Cami ile cemaatle, abdestle namazla işleri olmadıkları gibi, ellerinden gelse imamları bir kaşık suda boğacaklar. Bu kadar zombileşmiş kişilerin, ölüp de pamuk tıkandıktan sonra, o ifrit oldukları imamların önlerine getirilmesi sence ne kadar doğrudur? Soruyorum şimdi sana! İmam efendi ‘merhumu nasıl bilirdiniz?’ diye sorunca cami cemaatini zor durumda bırakmak doğru mudur? Bu modeller bilirsin, ömrü boyunca bir gün olsun yanlışlıkla bile elhamdülillah Müslüman’ım dememişlerdir. Demedikleri gibi, cehennem ateşine odun taşıyan bu münafıklar, çatallı dilleri ile açıktan her daim İslam’ı ve Müslümanları acımasızca yerden yere vurmuşlardır. Kaldı ki cenaze namazı; ölen için dua etmek ve Allah’tan onun için af dilemektir. Oysa Rabbimiz Kur’an-ı Kerim’de Peygamber Efendimize hitaben; “Münafıklardan ölen hiçbirine asla cenaze namazı kılma ve kabrinin başında da durma. Çünkü onlar Allah’ı ve Resulünü inkâr ettiler ve fasık olarak öldüler.” (Tevbe.84) buyurmuştur. De hele birader ne olur şiştim artık! Cenab-ı Allah’ın affetmeyeceğini bildirdiği kimselerin cenaze namazlarını kılmak onlar için Allah’tan af dilemek doğru mudur?’’

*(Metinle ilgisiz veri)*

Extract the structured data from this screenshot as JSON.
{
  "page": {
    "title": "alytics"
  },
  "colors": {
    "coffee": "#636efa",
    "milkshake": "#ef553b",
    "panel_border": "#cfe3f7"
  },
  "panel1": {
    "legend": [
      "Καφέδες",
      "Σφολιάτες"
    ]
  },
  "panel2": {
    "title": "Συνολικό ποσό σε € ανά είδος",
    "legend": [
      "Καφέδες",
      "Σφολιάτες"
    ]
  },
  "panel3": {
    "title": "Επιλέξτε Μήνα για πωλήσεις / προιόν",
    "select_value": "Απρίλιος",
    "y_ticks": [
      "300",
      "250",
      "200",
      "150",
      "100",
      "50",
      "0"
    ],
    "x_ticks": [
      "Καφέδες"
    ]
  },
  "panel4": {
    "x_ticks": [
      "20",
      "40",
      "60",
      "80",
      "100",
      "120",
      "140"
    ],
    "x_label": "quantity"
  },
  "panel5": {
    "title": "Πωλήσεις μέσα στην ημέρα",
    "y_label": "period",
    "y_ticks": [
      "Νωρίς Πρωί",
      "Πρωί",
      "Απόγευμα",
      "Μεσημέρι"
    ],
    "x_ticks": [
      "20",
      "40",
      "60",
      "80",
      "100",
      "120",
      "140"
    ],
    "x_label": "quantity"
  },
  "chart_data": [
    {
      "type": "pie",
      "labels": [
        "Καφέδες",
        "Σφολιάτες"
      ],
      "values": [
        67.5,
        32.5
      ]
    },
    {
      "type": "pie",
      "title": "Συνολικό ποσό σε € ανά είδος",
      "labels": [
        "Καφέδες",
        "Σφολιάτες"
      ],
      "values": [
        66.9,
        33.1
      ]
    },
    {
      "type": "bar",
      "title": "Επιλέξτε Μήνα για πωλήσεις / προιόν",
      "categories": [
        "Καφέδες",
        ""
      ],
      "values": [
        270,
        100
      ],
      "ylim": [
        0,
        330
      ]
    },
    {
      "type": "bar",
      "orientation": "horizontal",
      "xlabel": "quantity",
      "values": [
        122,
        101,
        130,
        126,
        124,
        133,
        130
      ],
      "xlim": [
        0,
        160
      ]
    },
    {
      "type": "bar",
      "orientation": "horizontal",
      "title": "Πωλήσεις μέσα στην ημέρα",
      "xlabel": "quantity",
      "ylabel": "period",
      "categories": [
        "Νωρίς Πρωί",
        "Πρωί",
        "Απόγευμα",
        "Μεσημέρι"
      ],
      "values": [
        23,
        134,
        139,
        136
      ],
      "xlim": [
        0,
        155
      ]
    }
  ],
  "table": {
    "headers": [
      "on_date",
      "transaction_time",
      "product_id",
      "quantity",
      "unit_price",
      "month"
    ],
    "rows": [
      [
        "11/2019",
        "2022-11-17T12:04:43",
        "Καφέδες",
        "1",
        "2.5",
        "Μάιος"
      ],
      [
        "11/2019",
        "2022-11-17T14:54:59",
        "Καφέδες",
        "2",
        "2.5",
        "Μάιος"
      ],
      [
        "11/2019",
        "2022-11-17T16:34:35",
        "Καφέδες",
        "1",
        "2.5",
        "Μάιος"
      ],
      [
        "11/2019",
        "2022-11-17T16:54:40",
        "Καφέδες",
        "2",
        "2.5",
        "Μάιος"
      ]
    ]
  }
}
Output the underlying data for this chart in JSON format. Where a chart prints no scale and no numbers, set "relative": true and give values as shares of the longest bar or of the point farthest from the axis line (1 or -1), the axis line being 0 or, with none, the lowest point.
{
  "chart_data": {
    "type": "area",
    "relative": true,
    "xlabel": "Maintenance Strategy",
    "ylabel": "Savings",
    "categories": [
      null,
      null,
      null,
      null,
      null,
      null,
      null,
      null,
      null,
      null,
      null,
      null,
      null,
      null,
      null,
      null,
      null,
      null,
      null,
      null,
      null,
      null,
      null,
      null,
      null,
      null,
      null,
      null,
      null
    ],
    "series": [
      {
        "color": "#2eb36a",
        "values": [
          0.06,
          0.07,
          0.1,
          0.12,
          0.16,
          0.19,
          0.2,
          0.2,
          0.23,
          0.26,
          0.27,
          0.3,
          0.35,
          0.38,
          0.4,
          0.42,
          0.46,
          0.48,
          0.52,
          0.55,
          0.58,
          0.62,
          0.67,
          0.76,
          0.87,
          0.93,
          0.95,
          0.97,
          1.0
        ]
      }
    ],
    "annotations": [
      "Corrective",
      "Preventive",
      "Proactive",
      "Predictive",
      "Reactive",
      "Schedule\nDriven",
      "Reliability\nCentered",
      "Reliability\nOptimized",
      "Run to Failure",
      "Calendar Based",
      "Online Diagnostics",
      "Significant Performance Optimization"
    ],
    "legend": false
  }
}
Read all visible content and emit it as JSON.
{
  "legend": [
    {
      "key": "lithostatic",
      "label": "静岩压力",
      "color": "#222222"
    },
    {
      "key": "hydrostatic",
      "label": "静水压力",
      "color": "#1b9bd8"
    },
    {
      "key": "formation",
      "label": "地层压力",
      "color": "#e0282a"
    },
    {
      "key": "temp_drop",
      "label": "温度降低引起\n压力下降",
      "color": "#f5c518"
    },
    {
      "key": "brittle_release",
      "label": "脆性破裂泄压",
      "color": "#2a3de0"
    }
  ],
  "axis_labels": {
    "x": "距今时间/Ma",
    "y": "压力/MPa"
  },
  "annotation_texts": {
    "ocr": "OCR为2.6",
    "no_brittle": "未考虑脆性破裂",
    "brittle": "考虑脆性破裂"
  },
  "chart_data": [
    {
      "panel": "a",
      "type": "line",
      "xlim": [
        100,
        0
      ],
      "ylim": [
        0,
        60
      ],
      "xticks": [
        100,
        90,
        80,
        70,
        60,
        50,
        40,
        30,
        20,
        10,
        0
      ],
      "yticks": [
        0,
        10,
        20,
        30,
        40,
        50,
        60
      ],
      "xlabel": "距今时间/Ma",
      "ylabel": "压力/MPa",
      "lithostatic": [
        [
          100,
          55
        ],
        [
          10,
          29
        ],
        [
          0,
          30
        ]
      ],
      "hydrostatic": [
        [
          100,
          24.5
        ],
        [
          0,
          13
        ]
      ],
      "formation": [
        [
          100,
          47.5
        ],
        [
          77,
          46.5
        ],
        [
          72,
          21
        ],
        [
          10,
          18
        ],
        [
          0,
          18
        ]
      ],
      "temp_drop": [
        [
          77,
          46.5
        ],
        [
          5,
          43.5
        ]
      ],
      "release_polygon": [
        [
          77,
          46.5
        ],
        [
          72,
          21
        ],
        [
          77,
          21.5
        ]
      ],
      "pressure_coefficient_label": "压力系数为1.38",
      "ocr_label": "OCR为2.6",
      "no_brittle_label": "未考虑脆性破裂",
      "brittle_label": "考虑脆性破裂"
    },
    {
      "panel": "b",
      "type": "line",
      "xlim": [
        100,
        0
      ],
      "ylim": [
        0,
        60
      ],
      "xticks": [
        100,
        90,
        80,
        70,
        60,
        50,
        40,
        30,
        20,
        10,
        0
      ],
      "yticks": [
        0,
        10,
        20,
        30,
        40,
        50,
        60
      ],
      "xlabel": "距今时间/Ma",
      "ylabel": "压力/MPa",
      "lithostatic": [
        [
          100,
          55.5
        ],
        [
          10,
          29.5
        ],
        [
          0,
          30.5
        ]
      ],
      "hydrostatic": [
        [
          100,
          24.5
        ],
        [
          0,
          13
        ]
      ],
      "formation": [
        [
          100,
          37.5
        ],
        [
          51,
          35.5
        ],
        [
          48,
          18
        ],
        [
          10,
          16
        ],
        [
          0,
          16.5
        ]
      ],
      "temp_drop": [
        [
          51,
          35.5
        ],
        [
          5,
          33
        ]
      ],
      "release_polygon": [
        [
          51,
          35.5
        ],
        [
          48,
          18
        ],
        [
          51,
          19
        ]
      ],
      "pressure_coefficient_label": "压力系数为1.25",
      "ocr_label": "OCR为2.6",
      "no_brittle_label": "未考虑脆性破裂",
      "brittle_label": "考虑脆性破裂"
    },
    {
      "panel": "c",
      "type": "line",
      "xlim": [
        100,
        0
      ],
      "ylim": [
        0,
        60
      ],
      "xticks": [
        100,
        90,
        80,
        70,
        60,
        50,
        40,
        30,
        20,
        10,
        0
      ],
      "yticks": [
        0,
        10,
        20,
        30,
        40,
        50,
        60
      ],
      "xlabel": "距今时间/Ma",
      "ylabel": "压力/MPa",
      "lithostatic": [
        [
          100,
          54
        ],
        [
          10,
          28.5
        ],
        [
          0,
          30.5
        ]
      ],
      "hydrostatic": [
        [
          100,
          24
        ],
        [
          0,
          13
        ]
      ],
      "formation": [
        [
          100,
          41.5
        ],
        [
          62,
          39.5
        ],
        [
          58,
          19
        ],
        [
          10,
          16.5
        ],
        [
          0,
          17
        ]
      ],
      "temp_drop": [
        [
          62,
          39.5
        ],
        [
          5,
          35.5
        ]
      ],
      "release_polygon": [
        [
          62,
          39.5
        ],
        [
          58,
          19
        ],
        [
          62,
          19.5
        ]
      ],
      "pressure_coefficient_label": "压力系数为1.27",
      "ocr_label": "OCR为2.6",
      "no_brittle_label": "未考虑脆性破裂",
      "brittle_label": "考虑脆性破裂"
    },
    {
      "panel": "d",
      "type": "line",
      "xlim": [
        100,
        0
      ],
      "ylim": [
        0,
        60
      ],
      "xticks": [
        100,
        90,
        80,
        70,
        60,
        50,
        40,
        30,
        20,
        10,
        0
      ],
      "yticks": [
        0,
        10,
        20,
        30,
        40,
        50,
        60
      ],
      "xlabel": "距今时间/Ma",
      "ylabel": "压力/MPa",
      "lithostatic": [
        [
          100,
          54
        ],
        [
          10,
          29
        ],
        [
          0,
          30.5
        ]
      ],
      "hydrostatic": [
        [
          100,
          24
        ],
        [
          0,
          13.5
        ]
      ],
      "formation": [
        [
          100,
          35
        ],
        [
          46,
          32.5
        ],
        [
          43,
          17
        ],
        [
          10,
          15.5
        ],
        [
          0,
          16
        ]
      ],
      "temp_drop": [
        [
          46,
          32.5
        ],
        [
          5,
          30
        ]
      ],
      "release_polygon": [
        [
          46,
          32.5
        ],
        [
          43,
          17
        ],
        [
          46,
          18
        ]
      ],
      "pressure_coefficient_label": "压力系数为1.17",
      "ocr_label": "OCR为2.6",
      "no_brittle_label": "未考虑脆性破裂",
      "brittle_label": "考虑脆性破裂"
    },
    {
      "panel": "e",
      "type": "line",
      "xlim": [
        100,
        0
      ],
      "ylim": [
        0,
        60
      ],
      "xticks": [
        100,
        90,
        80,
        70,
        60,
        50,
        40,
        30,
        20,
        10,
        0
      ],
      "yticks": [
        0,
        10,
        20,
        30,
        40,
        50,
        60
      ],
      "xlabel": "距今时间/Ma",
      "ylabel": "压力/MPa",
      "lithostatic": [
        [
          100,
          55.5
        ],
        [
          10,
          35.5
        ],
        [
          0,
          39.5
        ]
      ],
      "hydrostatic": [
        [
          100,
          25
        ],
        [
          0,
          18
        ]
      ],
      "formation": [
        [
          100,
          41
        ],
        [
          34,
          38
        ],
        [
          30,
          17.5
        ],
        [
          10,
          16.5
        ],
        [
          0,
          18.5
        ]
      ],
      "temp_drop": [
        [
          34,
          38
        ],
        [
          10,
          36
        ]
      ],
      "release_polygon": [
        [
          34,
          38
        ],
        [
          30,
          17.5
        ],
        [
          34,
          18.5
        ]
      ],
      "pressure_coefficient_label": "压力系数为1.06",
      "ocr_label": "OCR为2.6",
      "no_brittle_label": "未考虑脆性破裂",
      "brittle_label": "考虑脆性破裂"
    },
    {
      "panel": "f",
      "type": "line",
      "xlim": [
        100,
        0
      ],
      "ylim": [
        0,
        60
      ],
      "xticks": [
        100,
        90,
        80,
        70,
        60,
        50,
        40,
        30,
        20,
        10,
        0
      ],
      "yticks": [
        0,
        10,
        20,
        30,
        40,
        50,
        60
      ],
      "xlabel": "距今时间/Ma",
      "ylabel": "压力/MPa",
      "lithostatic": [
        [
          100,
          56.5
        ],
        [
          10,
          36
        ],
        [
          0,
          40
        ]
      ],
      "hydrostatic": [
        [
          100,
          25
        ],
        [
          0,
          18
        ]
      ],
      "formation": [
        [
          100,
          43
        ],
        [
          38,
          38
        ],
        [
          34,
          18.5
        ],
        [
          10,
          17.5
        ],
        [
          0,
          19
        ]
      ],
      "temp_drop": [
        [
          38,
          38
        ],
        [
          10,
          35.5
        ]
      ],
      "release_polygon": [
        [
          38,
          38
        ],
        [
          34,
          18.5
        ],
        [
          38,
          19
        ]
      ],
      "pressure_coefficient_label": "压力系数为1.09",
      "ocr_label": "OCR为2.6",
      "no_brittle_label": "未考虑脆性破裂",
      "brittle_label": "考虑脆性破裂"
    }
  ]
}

Velhasıl arkadaşım doğru söylüyor kıymetli dostlar. Doğru söze ancak ‘doğru’ denir. Lütfen herkes ölmeden önce nereye, nasıl, ne şekilde gömüleceğini ilgili yerlere bildirsin. İster ışıklar içinde yatsın, isterse karanlıkta! Lakin kimse aklımızla dalga geçmesin! Dostumun canını da daha fazla sıkmasın!